Fallen had all the epicness of the final book of a long series (even though there are still 2 more books to go), and I loved it. So many threads of the previous 9 books are pulled on, characters make reappearances and all of it is slotted together in a very satisfying manner. And Verus goes through some serious character development. I have always loved that he isn’t necessarily a ‘good’ guy, and that really comes to a high here. He isn’t good, nor bad, he is his own guy and fights for who and what he cares for… and isn’t afraid to get dirty and kill people doing so. Loved it!

All the Murmuring Bones was a hesitant Netgalley request from my part, one I am very glad I made after all. It wasn’t a tropy, romance heavy mermaid book. It was the gothic fantasy tale filled with lore a book about mer and selkie should be. I did write a full review for it, which you can read here.

And lastly, my Discworld reread lead me to pick up The Fifth Elephant this month. This was a reread for me, and I knew I was going to love it.
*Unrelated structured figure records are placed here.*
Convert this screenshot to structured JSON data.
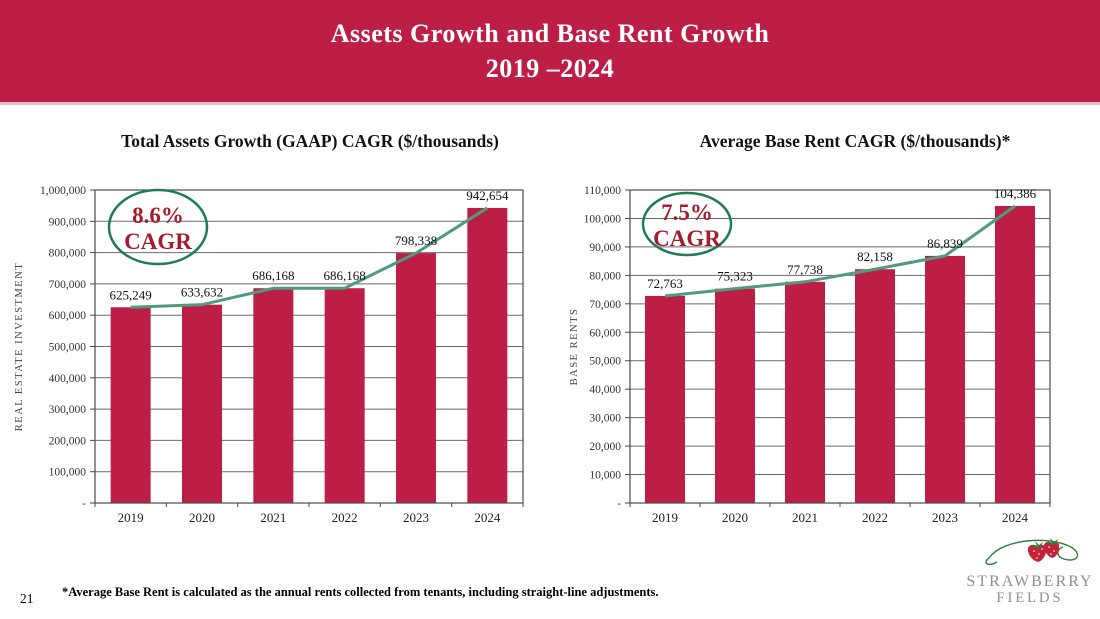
{
  "slide": {
    "title_line1": "Assets Growth and Base Rent Growth",
    "title_line2": "2019 –2024",
    "page_number": "21",
    "footnote": "*Average Base Rent is calculated as the annual rents collected from tenants, including straight-line adjustments.",
    "logo": {
      "line1": "STRAWBERRY",
      "line2": "FIELDS"
    }
  },
  "colors": {
    "banner": "#BD1E46",
    "bar": "#BD1E46",
    "trend_line": "#4F9B7B",
    "oval_stroke": "#1F7C52",
    "cagr_text": "#A31D2C",
    "gridline": "#6a6a6a",
    "axis": "#4a4a4a",
    "logo_gray": "#8F8F8F"
  },
  "chart_data": [
    {
      "type": "bar",
      "name": "total-assets-growth",
      "title": "Total Assets Growth (GAAP) CAGR ($/thousands)",
      "ylabel": "REAL ESTATE  INVESTMENT",
      "categories": [
        "2019",
        "2020",
        "2021",
        "2022",
        "2023",
        "2024"
      ],
      "values": [
        625249,
        633632,
        686168,
        686168,
        798338,
        942654
      ],
      "value_labels": [
        "625,249",
        "633,632",
        "686,168",
        "686,168",
        "798,338",
        "942,654"
      ],
      "ylim": [
        0,
        1000000
      ],
      "ytick_step": 100000,
      "ytick_labels": [
        "1,000,000",
        "900,000",
        "800,000",
        "700,000",
        "600,000",
        "500,000",
        "400,000",
        "300,000",
        "200,000",
        "100,000",
        "-"
      ],
      "grid": true,
      "legend": "none",
      "overlay_line_series": "same-as-bars",
      "cagr": {
        "percent": "8.6%",
        "label": "CAGR"
      }
    },
    {
      "type": "bar",
      "name": "average-base-rent",
      "title": "Average Base Rent CAGR ($/thousands)*",
      "ylabel": "BASE RENTS",
      "categories": [
        "2019",
        "2020",
        "2021",
        "2022",
        "2023",
        "2024"
      ],
      "values": [
        72763,
        75323,
        77738,
        82158,
        86839,
        104386
      ],
      "value_labels": [
        "72,763",
        "75,323",
        "77,738",
        "82,158",
        "86,839",
        "104,386"
      ],
      "ylim": [
        0,
        110000
      ],
      "ytick_step": 10000,
      "ytick_labels": [
        "110,000",
        "100,000",
        "90,000",
        "80,000",
        "70,000",
        "60,000",
        "50,000",
        "40,000",
        "30,000",
        "20,000",
        "10,000",
        "-"
      ],
      "grid": true,
      "legend": "none",
      "overlay_line_series": "same-as-bars",
      "cagr": {
        "percent": "7.5%",
        "label": "CAGR"
      }
    }
  ]
}
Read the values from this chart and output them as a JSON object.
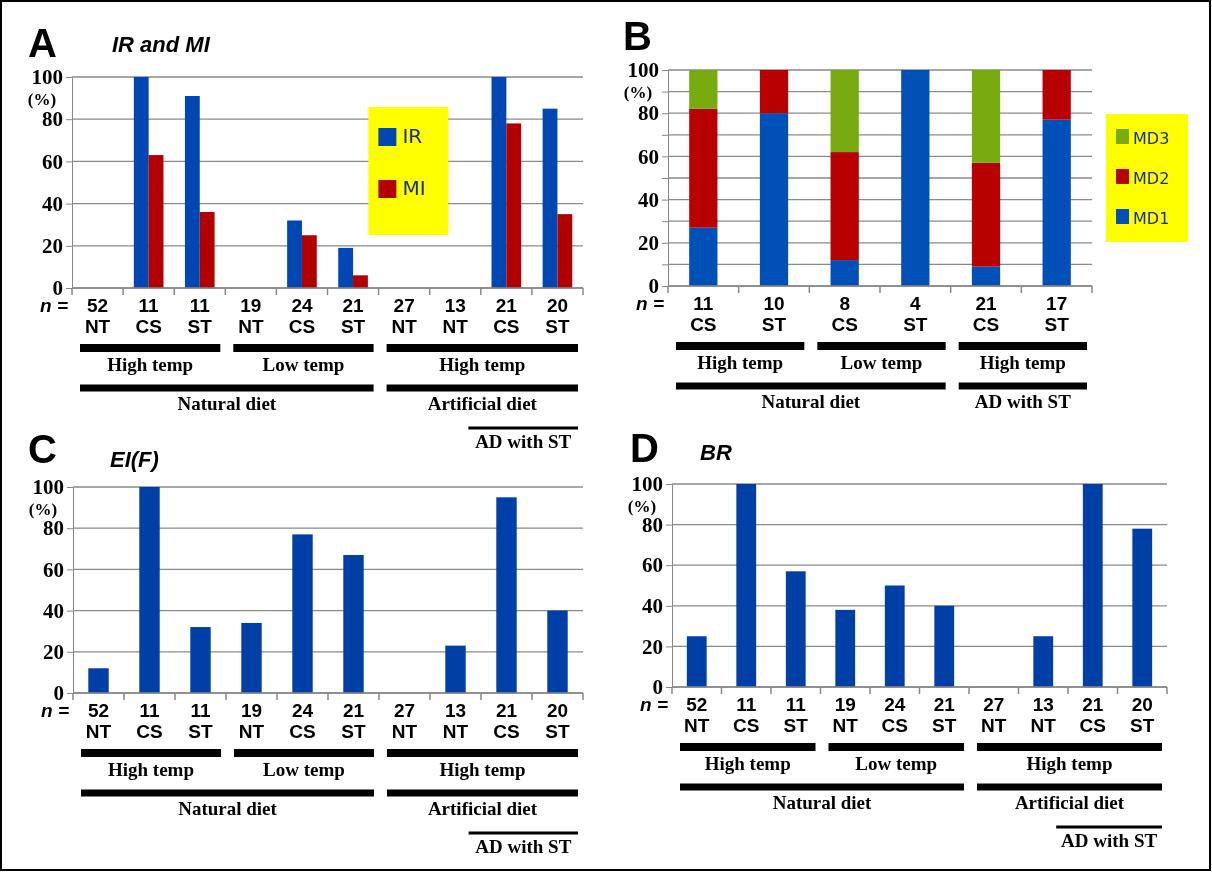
{
  "chart_data": [
    {
      "type": "bar",
      "title": "IR and MI",
      "ylabel": "(%)",
      "categories": [
        "52 NT",
        "11 CS",
        "11 ST",
        "19 NT",
        "24 CS",
        "21 ST",
        "27 NT",
        "13 NT",
        "21 CS",
        "20 ST"
      ],
      "series": [
        {
          "name": "IR",
          "color": "#0047b3",
          "values": [
            0,
            100,
            91,
            0,
            32,
            19,
            0,
            0,
            100,
            85
          ]
        },
        {
          "name": "MI",
          "color": "#b00000",
          "values": [
            0,
            63,
            36,
            0,
            25,
            6,
            0,
            0,
            78,
            35
          ]
        }
      ],
      "ylim": [
        0,
        100
      ],
      "yticks": [
        0,
        20,
        40,
        60,
        80,
        100
      ],
      "grid": "y",
      "legend": "top right",
      "annotations": [
        "A",
        "n =",
        "High temp",
        "Low temp",
        "High temp",
        "Natural diet",
        "Artificial diet",
        "AD with ST"
      ]
    },
    {
      "type": "bar",
      "stacked": true,
      "ylabel": "(%)",
      "categories": [
        "11 CS",
        "10 ST",
        "8 CS",
        "4 ST",
        "21 CS",
        "17 ST"
      ],
      "series": [
        {
          "name": "MD1",
          "color": "#0050b8",
          "values": [
            27,
            80,
            12,
            100,
            9,
            77
          ]
        },
        {
          "name": "MD2",
          "color": "#b80000",
          "values": [
            55,
            20,
            50,
            0,
            48,
            23
          ]
        },
        {
          "name": "MD3",
          "color": "#78ab10",
          "values": [
            18,
            0,
            38,
            0,
            43,
            0
          ]
        }
      ],
      "ylim": [
        0,
        100
      ],
      "yticks": [
        0,
        {
          "value": 10,
          "label": null
        },
        20,
        {
          "value": 30,
          "label": null
        },
        40,
        {
          "value": 50,
          "label": null
        },
        60,
        {
          "value": 70,
          "label": null
        },
        80,
        {
          "value": 90,
          "label": null
        },
        100
      ],
      "grid": "y",
      "legend": "right",
      "annotations": [
        "B",
        "n =",
        "High temp",
        "Low temp",
        "High temp",
        "Natural diet",
        "AD with ST"
      ]
    },
    {
      "type": "bar",
      "title": "EI(F)",
      "ylabel": "(%)",
      "categories": [
        "52 NT",
        "11 CS",
        "11 ST",
        "19 NT",
        "24 CS",
        "21 ST",
        "27 NT",
        "13 NT",
        "21 CS",
        "20 ST"
      ],
      "values": [
        12,
        100,
        32,
        34,
        77,
        67,
        0,
        23,
        95,
        40
      ],
      "color": "#003fa6",
      "ylim": [
        0,
        100
      ],
      "yticks": [
        0,
        20,
        40,
        60,
        80,
        100
      ],
      "grid": "y",
      "annotations": [
        "C",
        "n =",
        "High temp",
        "Low temp",
        "High temp",
        "Natural diet",
        "Artificial diet",
        "AD with ST"
      ]
    },
    {
      "type": "bar",
      "title": "BR",
      "ylabel": "(%)",
      "categories": [
        "52 NT",
        "11 CS",
        "11 ST",
        "19 NT",
        "24 CS",
        "21 ST",
        "27 NT",
        "13 NT",
        "21 CS",
        "20 ST"
      ],
      "values": [
        25,
        100,
        57,
        38,
        50,
        40,
        0,
        25,
        100,
        78
      ],
      "color": "#003fa6",
      "ylim": [
        0,
        100
      ],
      "yticks": [
        0,
        20,
        40,
        60,
        80,
        100
      ],
      "grid": "y",
      "annotations": [
        "D",
        "n =",
        "High temp",
        "Low temp",
        "High temp",
        "Natural diet",
        "Artificial diet",
        "AD with ST"
      ]
    }
  ]
}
It is definitely in my top 3 of the series, and even though on the bigger side, I read it in a single sitting. I loved everything about it… learning more about Angua’s past, the slighly smarter Detritus, the case, that fight!! Just great.

And that is everything I read in April… quite enough I would think! I have no idea yet as to what I will be reading in May. I decided to join in with Desertathon, which revolves around a board game. I will be playing it as I go, and so won’t know my prompts in advance. The goal is to read books with desert vibes, but I don’t think I own any of those. So I will have to see what Scribd has to offer me…

12 thoughts on “Goodbye April – Hello May

  1. I remember enjoying Rage of Dragons as a whole but pretty much hating Tau. As a character his motivations seemed all over the place, his rapid growth in training seemed forced and just everything about him annoyed me. I thought I’d be keen on carrying on … but I’ve yet to feel inclined to try book two.

    Liked by 1 person

  2. The Edge Chronicles were an “odd” series. I stopped reading the series when it kept moving backwards in time with characters instead of forward. And it wouldn’t completely finish up a storyline. Just get to a decent stopping place, then bam, the next book is set in the past about the main character’s father or uncle or something.

    Liked by 1 person

    1. dang enter button!

      I meant to ask, is the restrictions on who can get the vaccine based on the supply? In our State, anyone 18 and older can now get it AND we’re actually letting out of Stater’s come in and get it.

      Liked by 1 person

      1. We are basically vaccinating from old to young. We do have some delivery issues (or so we are told at least). We were also vaccinating specific health care workers under 65, but now that we have stopped using Astra that has been put on hold. And now we are starting also with the people with medical issues (where I work it is obesity and down syndrome) starting at 15yr olds.

        I do believe the States do have a lot more vaccines per citizens than us, letting you just vaccinate whoever wants it. We are still stuck to vaccinating whoever need it most.

        Liked by 1 person

      2. That will def be a part of it yeah, tho I do believe we would have gone with the grouped vaccination anyway, making sure the people who really need it can get it first. But the supply issues mean we aren’t able to move on to the next groups as fast as we would want.

        Liked by 1 person

    1. Thank you! Yes I got them early because I work at the vaccination centres. We mainly use pfizer, which comes per 6 vaccines. So we sometimes have leftovers by the end of the day which then go to us instead of having to throw them out.